As course-choice policies—in which K–12 students have the choice to take courses from a range of, often but not always online, providers; public dollars follow students to the chosen course; and some percentage of the funding is withheld until the student successfully completes (ideally masters) the course—gain popularity across the country, an important question to ask is what constitutes success for course-choice policies?
In brief, course choice has become possible at scale because of the growth of online learning, which is modularizing the educational experience to allow for customization in how students learn. Online learning holds the potential to create a student-centered educational system that can personalize affordably for students’ different learning needs at different times—a key to allowing all students to maximize their success—if policy moves away from regulating inputs and toward focusing on individual student outcomes and other conditions are put in place.
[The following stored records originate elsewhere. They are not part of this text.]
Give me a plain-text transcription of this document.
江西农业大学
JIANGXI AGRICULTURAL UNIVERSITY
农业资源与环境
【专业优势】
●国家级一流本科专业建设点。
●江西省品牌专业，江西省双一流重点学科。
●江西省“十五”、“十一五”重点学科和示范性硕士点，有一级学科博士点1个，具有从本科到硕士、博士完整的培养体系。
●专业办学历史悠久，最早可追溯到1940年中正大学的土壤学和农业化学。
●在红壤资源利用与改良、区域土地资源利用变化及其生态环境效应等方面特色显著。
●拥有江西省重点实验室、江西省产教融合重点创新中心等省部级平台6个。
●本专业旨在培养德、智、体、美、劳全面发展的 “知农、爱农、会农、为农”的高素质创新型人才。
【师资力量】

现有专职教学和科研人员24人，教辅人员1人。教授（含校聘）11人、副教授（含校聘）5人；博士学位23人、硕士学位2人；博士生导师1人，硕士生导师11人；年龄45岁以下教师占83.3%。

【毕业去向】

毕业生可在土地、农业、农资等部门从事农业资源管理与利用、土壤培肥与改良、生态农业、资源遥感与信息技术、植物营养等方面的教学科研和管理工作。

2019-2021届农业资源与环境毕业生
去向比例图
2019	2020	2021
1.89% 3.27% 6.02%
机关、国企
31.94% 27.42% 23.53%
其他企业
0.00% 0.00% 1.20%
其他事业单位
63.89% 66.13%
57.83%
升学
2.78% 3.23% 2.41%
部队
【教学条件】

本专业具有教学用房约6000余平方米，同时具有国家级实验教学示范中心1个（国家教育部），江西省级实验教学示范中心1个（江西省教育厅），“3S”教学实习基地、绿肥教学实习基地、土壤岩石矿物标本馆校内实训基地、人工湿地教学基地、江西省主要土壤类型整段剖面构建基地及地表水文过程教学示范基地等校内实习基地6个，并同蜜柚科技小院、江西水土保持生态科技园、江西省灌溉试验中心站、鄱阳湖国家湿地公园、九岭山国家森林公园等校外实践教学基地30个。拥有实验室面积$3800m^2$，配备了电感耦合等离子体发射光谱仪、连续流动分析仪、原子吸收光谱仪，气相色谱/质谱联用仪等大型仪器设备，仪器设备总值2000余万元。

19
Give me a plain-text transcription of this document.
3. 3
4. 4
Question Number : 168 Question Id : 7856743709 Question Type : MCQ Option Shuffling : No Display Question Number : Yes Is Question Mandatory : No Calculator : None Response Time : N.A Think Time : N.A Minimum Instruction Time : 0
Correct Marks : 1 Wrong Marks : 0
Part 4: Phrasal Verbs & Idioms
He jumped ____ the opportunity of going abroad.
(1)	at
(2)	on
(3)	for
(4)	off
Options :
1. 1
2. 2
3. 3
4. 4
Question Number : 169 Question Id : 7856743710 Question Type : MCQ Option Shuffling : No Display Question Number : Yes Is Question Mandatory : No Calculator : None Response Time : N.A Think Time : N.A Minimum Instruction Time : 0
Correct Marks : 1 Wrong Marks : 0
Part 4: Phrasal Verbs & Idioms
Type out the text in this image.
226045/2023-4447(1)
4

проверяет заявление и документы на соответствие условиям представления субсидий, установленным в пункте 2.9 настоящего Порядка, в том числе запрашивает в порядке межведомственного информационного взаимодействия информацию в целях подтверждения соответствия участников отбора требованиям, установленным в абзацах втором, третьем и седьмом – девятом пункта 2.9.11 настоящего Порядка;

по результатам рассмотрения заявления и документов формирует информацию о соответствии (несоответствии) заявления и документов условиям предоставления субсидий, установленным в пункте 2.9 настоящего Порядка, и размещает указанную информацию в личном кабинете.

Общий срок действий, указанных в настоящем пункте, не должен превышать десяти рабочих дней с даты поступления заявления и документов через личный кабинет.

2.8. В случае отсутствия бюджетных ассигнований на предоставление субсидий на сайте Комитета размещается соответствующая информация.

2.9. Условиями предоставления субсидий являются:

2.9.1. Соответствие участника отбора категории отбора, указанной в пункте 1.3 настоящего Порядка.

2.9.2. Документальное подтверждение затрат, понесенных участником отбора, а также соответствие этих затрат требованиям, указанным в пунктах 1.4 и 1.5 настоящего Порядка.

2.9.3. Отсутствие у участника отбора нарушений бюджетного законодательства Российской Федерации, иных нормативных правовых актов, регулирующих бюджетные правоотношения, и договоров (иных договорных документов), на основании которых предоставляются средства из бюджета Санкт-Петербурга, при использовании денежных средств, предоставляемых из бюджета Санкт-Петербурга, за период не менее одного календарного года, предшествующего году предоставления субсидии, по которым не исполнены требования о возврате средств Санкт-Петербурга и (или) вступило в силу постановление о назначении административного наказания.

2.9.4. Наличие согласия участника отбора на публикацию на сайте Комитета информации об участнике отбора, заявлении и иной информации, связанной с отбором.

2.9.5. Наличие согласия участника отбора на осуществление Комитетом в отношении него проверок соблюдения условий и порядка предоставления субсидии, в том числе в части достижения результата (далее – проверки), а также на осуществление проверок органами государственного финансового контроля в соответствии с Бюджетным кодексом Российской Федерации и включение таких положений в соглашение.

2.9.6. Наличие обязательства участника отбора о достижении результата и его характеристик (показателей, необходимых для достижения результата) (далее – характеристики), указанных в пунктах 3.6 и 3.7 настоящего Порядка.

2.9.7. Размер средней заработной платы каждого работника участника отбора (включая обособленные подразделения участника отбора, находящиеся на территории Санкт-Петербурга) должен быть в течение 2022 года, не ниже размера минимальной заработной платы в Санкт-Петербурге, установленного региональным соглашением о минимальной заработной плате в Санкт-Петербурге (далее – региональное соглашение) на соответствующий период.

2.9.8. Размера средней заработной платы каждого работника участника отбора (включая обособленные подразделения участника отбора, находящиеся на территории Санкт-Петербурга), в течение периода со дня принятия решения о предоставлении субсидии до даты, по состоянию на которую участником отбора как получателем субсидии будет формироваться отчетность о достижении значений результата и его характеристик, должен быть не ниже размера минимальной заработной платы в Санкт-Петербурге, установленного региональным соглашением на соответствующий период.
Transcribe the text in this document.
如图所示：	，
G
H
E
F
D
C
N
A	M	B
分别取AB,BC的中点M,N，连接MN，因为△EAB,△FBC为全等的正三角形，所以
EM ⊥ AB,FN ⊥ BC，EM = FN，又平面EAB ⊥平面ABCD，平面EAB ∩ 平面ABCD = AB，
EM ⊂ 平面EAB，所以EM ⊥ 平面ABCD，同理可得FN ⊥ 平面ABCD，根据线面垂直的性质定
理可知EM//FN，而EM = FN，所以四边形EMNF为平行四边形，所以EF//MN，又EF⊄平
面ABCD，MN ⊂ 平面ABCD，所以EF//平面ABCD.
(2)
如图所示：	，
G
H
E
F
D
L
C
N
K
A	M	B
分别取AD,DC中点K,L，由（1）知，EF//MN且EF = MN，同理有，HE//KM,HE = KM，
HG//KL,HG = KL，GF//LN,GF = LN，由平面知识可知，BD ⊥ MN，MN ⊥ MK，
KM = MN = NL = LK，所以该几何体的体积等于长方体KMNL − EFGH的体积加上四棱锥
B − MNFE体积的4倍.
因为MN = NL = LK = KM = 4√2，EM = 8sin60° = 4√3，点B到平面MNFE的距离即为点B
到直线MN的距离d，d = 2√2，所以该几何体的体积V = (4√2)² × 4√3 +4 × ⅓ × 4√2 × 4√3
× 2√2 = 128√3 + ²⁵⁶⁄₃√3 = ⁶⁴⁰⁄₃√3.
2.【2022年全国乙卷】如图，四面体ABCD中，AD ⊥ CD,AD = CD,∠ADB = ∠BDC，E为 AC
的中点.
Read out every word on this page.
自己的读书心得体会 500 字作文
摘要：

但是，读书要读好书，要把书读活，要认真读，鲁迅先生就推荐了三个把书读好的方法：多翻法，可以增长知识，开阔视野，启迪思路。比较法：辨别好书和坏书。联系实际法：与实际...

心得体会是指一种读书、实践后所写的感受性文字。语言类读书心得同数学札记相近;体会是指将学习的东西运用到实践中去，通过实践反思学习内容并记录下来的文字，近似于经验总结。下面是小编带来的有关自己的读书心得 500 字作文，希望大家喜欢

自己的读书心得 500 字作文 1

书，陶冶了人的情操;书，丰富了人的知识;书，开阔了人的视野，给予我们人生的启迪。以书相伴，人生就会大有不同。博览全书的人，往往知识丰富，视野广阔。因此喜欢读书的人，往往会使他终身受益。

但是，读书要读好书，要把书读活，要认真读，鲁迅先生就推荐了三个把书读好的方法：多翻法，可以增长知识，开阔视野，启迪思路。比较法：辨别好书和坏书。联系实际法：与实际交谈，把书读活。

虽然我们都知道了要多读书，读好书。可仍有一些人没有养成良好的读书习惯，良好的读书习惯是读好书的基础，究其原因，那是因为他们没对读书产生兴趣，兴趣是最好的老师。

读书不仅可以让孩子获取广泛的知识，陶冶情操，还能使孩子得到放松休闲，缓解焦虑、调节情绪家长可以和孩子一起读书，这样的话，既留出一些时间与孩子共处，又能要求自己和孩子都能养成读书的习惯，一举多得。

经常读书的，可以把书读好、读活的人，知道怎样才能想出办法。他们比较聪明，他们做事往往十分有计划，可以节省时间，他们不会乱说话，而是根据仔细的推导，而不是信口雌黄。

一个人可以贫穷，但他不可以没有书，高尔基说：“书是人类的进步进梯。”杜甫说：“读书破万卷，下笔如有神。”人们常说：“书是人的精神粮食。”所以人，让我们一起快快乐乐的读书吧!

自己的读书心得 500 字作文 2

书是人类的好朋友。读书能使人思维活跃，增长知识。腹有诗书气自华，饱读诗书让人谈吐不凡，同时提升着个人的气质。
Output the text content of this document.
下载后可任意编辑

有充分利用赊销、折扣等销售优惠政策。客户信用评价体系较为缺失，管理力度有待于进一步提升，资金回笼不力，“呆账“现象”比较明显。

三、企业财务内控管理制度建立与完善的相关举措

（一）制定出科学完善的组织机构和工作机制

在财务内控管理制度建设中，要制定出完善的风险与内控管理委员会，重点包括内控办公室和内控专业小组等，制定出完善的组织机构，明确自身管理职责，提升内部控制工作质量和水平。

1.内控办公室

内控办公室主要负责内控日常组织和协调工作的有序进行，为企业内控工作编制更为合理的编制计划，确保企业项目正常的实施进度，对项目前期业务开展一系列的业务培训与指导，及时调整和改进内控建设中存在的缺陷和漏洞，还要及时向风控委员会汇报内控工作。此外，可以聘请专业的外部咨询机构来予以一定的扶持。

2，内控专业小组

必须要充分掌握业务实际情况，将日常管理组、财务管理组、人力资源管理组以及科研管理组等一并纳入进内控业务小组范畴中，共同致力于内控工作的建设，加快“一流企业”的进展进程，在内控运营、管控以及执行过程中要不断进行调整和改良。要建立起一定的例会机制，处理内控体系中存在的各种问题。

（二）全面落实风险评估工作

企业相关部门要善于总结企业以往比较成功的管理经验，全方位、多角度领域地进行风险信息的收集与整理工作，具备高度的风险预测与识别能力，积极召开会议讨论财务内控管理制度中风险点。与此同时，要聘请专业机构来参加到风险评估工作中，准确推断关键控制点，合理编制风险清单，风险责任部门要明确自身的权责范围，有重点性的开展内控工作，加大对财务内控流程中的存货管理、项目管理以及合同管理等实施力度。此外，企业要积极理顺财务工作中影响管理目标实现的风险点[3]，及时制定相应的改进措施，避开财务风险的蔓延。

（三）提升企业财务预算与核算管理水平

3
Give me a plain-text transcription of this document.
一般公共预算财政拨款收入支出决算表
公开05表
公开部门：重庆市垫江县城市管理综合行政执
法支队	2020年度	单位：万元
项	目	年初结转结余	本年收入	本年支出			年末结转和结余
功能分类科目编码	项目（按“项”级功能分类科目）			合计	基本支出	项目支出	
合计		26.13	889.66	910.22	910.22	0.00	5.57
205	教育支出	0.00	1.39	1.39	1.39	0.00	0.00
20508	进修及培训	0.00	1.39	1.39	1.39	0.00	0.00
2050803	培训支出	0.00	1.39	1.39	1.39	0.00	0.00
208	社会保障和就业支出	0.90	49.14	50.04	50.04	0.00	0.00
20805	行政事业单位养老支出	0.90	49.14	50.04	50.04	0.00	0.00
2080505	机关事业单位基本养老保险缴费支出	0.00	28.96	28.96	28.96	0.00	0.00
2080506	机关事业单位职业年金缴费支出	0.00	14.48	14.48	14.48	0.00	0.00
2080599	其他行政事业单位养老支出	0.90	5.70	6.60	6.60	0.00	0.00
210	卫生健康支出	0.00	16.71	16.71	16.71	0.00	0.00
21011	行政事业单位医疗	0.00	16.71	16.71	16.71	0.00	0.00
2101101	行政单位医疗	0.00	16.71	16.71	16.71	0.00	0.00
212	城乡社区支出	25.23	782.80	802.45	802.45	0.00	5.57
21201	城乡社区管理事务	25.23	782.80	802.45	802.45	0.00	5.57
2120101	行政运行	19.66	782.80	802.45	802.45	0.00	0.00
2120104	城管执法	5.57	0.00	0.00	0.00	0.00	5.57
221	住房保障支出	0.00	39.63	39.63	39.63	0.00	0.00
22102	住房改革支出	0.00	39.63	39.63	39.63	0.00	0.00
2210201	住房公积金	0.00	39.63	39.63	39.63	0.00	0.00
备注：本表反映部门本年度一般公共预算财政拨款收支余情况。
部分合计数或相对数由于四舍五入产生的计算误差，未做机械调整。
Because course choice has the potential to have a simple and elegant way of focusing on student outcomes by rewarding quality and drowning out poor providers—payment for third-party verified mastery—theoretically, a great outcome for many course-choice advocates would be lots of enrollments into state course-choice programs that have established high bars for quality.
But I’m not sure this is a realistic metric by which to gauge success.
Although it seems important to begin course-choice policies by creating separate funding streams that don’t compete for district dollars so as to gain acceptance from districts of course choice’s role in the educational system—similar to what happened in Florida with the Florida Virtual School—over time, in order to create a system that can grow organically as more students want to enroll, moving to a system that will take some dollars (not an unfair amount I hope) from districts is almost a certainty.
My suspicion is that if this happens, as districts see dollars flowing away from them, they will seek to hold onto student enrollments by innovating and starting more aggressive blended-learning programs to personalize learning themselves—through everything from home-grown programs to partnerships with outside providers. This is likely a good and predictable outcome, although one that will make it difficult to measure the success of course-choice policies in spurring these innovations.
But the growth of blended learning in districts as opposed to through the course-choice mechanism will create a bigger challenge. Because course-choice policies have the potential for an elegant accountability mechanism tied to the financing of outcomes, once students take courses back within the traditional district schools, that accountability mechanism would go away.
If the goal is ultimately to create a student-centered educational system—that prizes student-learning outcomes and not where the learning occurs—then what should be done about that? Are there ways to incentivize districts to buy in to the accountability pieces of course choice with the contracts they sign with outside providers—for example, by signing contracts with outside model providers like New Classrooms in which they will only pay for student success themselves as measured by the state’s (hopefully) new and on-demand systems of assessments (or through various assessment sampling mechanisms)? How would that be done and how would it be successful? It would almost certainly require some big overhauls in how school financing works.
Although these are second- and third-order questions, they are not trivial ones. We should not be surprised to see states that pass far-reaching course choice policies not always see huge enrollments in these programs. And yet, I’m not sure that will be a sign of failure. If the districts create innovative programs that improve the success of each student, then that could be a big win.